Mais attention, si ce qui est ici en vue est le rituel juif, ce n’est pas ce rituel-là en particulier qui est mis en cause. Sans quoi le texte évangélique serait un témoignage historique, intéressant certes, mais cantonné dans l’histoire, celle à laquelle renvoie l’épisode, celle dans laquelle écrit Marc, peut-être, et puis c’est tout. Une polémique datée. C’est de cette façon qu’on pointe les textes contre autrui, ici les juifs, et qu’on en évacue la pertinence.

Au-delà de sa signification dans son cadre d’origine, il faut se demander si l’interpellation de Jésus peut avoir un sens général, et donc un sens pour nous qui n’avons pas cette pratique judéenne. Quel est son sens concernant les rites, et nos rites inclus ?

Un rite a pour fonction de dessiner un espace symbolique, ou un temps, qui nous permette de nous extraire de nos agitations et de nos vanités, de nous axer sur l’essentiel ; qui n’est ni économique, ni commercial, ni politique… Nous axer sur ce que nous sommes devant Dieu. Un cadeau, même si nous en comprenons mal la valeur.

Un rite n’est rien d’autre que ce que nous faisons ce matin et qui au plan de l’efficacité et du rentable de nos sociétés ne sert à rien. Comme, souvent, un cadeau de valeur.

Un rite est une façon de dessiner dans nos agitations et nos vanités la dimension de la sainteté, de la mise à part. « Que ton nom soit sanctifié ! », mis à part, prions-nous… C’est ce que signifient les rites autour du repas auxquels sont attachés les Judéens de notre texte : faire du repas un moment extrait de la vanité, un cadeau, un moment à part, placé devant Dieu.

Cela correspond au fond à cette leçon de Jésus : « vous n’êtes pas de ce monde... je vous donne ma paix, paix que le monde ne connaît pas » — au-delà de toutes les agitations et les choses dites utiles.

Le rite ne fait rien d’autre qu’ouvrir des moments et des lieux symboliques en vue de cette paix.

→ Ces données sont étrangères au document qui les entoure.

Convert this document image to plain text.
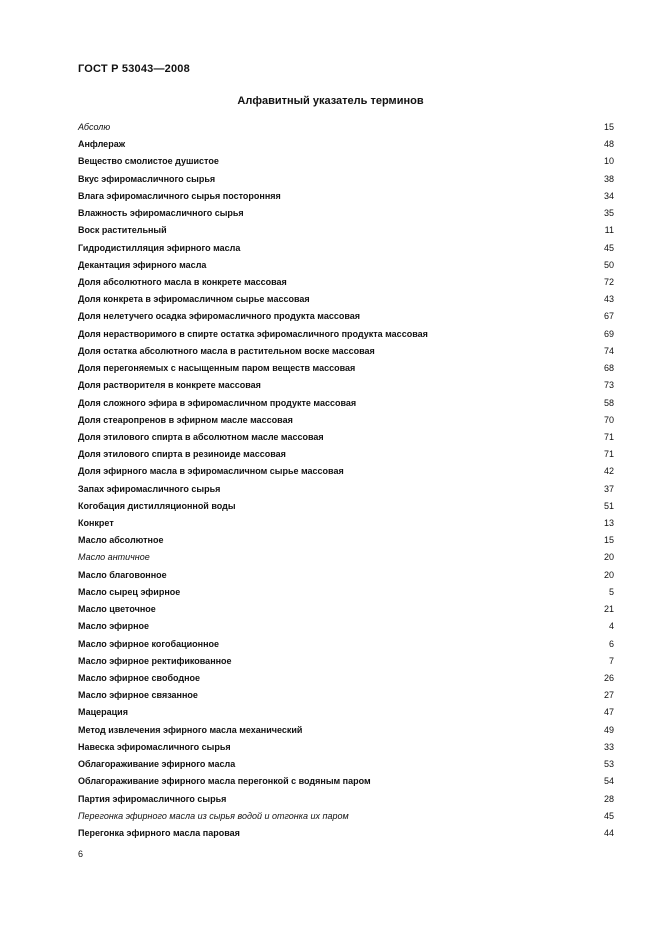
ГОСТ Р 53043—2008
Алфавитный указатель терминов
Абсолю	15
Анфлераж	48
Вещество смолистое душистое	10
Вкус эфиромасличного сырья	38
Влага эфиромасличного сырья посторонняя	34
Влажность эфиромасличного сырья	35
Воск растительный	11
Гидродистилляция эфирного масла	45
Декантация эфирного масла	50
Доля абсолютного масла в конкрете массовая	72
Доля конкрета в эфиромасличном сырье массовая	43
Доля нелетучего осадка эфиромасличного продукта массовая	67
Доля нерастворимого в спирте остатка эфиромасличного продукта массовая	69
Доля остатка абсолютного масла в растительном воске массовая	74
Доля перегоняемых с насыщенным паром веществ массовая	68
Доля растворителя в конкрете массовая	73
Доля сложного эфира в эфиромасличном продукте массовая	58
Доля стеаропренов в эфирном масле массовая	70
Доля этилового спирта в абсолютном масле массовая	71
Доля этилового спирта в резиноиде массовая	71
Доля эфирного масла в эфиромасличном сырье массовая	42
Запах эфиромасличного сырья	37
Когобация дистилляционной воды	51
Конкрет	13
Масло абсолютное	15
Масло античное	20
Масло благовонное	20
Масло сырец эфирное	5
Масло цветочное	21
Масло эфирное	4
Масло эфирное когобационное	6
Масло эфирное ректификованное	7
Масло эфирное свободное	26
Масло эфирное связанное	27
Мацерация	47
Метод извлечения эфирного масла механический	49
Навеска эфиромасличного сырья	33
Облагораживание эфирного масла	53
Облагораживание эфирного масла перегонкой с водяным паром	54
Партия эфиромасличного сырья	28
Перегонка эфирного масла из сырья водой и отгонка их паром	45
Перегонка эфирного масла паровая	44
6
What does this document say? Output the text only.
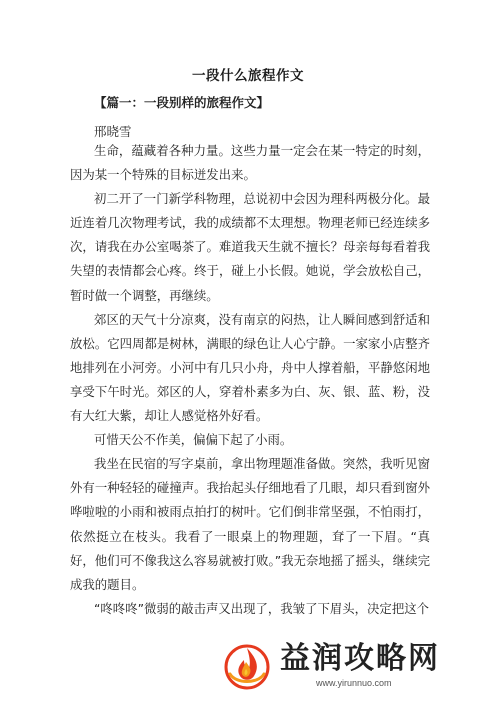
一段什么旅程作文
【篇一：一段别样的旅程作文】
邢晓雪

生命，蕴藏着各种力量。这些力量一定会在某一特定的时刻，因为某一个特殊的目标迸发出来。

初二开了一门新学科物理，总说初中会因为理科两极分化。最近连着几次物理考试，我的成绩都不太理想。物理老师已经连续多次，请我在办公室喝茶了。难道我天生就不擅长？母亲每每看着我失望的表情都会心疼。终于，碰上小长假。她说，学会放松自己，暂时做一个调整，再继续。

郊区的天气十分凉爽，没有南京的闷热，让人瞬间感到舒适和放松。它四周都是树林，满眼的绿色让人心宁静。一家家小店整齐地排列在小河旁。小河中有几只小舟，舟中人撑着船，平静悠闲地享受下午时光。郊区的人，穿着朴素多为白、灰、银、蓝、粉，没有大红大紫，却让人感觉格外好看。

可惜天公不作美，偏偏下起了小雨。

我坐在民宿的写字桌前，拿出物理题准备做。突然，我听见窗外有一种轻轻的碰撞声。我抬起头仔细地看了几眼，却只看到窗外哗啦啦的小雨和被雨点拍打的树叶。它们倒非常坚强，不怕雨打，依然挺立在枝头。我看了一眼桌上的物理题，耷了一下眉。“真好，他们可不像我这么容易就被打败。”我无奈地摇了摇头，继续完成我的题目。

“咚咚咚”微弱的敲击声又出现了，我皱了下眉头，决定把这个

益润攻略网
www.yirunnuo.com
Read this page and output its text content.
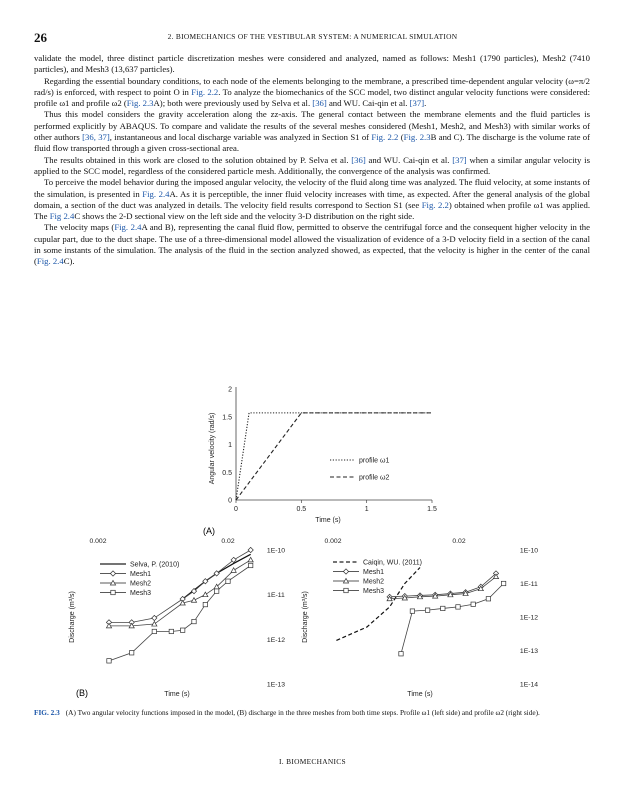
26	2. BIOMECHANICS OF THE VESTIBULAR SYSTEM: A NUMERICAL SIMULATION

validate the model, three distinct particle discretization meshes were considered and analyzed, named as follows: Mesh1 (1790 particles), Mesh2 (7410 particles), and Mesh3 (13,637 particles).

Regarding the essential boundary conditions, to each node of the elements belonging to the membrane, a prescribed time-dependent angular velocity (ω=π/2 rad/s) is enforced, with respect to point O in Fig. 2.2. To analyze the biomechanics of the SCC model, two distinct angular velocity functions were considered: profile ω1 and profile ω2 (Fig. 2.3A); both were previously used by Selva et al. [36] and WU. Cai-qin et al. [37].

Thus this model considers the gravity acceleration along the zz-axis. The general contact between the membrane elements and the fluid particles is performed explicitly by ABAQUS. To compare and validate the results of the several meshes considered (Mesh1, Mesh2, and Mesh3) with similar works of other authors [36, 37], instantaneous and local discharge variable was analyzed in Section S1 of Fig. 2.2 (Fig. 2.3B and C). The discharge is the volume rate of fluid flow transported through a given cross-sectional area.

The results obtained in this work are closed to the solution obtained by P. Selva et al. [36] and WU. Cai-qin et al. [37] when a similar angular velocity is applied to the SCC model, regardless of the considered particle mesh. Additionally, the convergence of the analysis was confirmed.

To perceive the model behavior during the imposed angular velocity, the velocity of the fluid along time was analyzed. The fluid velocity, at some instants of the simulation, is presented in Fig. 2.4A. As it is perceptible, the inner fluid velocity increases with time, as expected. After the general analysis of the global domain, a section of the duct was analyzed in details. The velocity field results correspond to Section S1 (see Fig. 2.2) obtained when profile ω1 was applied. The Fig 2.4C shows the 2-D sectional view on the left side and the velocity 3-D distribution on the right side.

The velocity maps (Fig. 2.4A and B), representing the canal fluid flow, permitted to observe the centrifugal force and the consequent higher velocity in the cupular part, due to the duct shape. The use of a three-dimensional model allowed the visualization of evidence of a 3-D velocity field in a section of the canal in some instants of the simulation. The analysis of the fluid in the section analyzed showed, as expected, that the velocity is higher in the center of the canal (Fig. 2.4C).

(A)
(B)
0	0.5	1	1.5
0
0.5
1
1.5
2
Time (s)
Angular velocity (rad/s)	profile ω1
profile ω2
0.002	0.02
1E-10
1E-11
1E-12
1E-13
Time (s)
Discharge (m³/s)
Selva, P. (2010)
Mesh1
Mesh2
Mesh3
0.002	0.02
1E-10
1E-11
1E-12
1E-13
1E-14
Time (s)
Discharge (m³/s)
Caiqin, WU. (2011)
Mesh1
Mesh2
Mesh3
FIG. 2.3 (A) Two angular velocity functions imposed in the model, (B) discharge in the three meshes from both time steps. Profile ω1 (left side) and profile ω2 (right side).
I. BIOMECHANICS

Si notre monde connaissait la valeur de ce temps de gratuité qui coûte des Shabbatoth au juifs et des dimanches matins aux chrétiens !… Il y gagnerait probablement en santé morale par le bénéfice d’un vrai repos ! Mais… chut ! il ne faut pas trop le dire ! Il paraîtrait que ça culpabilise… Ça fait partie en tout cas de ce que l’on reproche aux pharisiens…

Alors, on continue à ne pas trouver de paix, en se donnant le prétexte que Jésus aurait dit de ne pas se laver les mains, de ne pas dessiner de moments symboliques comme les pharisiens. Or il ne l’a pas dit !

Je propose un dernier éclairage qui nous permette de bien le saisir, en comprenant l’intention des pharisiens ; cela à partir de cet équivalent dans le meilleur du christianisme : la pratique de l’intériorité précisément ; le retour à Dieu dans la liturgie de sanctification, avec confession des péchés et paroles de grâce ; le retour à Dieu dans la prière, selon, comme le dit saint Augustin, que Dieu m’est plus intime que ma propre intimité. Voilà le propos qui est dans le rituel du repas chez les pharisiens ! Est-ce hasard si les premières saintes Cènes se faisaient autour d’un repas ?

Alors au fond, n’y a-t-il que quiproquo entre Jésus et les Judéens ? Ou n’y a-t-il que volonté de Marc, qui rapporte l’épisode, de rattacher à Jésus l’abandon par les chrétiens d’origine païenne de la pratique juive concernant les interdits alimentaires ? Cela dans le cadre des débats autour de la Cène précisément, suite à la mission de Paul ? Ce serait aller au-delà de ce qu’a dit Jésus ici.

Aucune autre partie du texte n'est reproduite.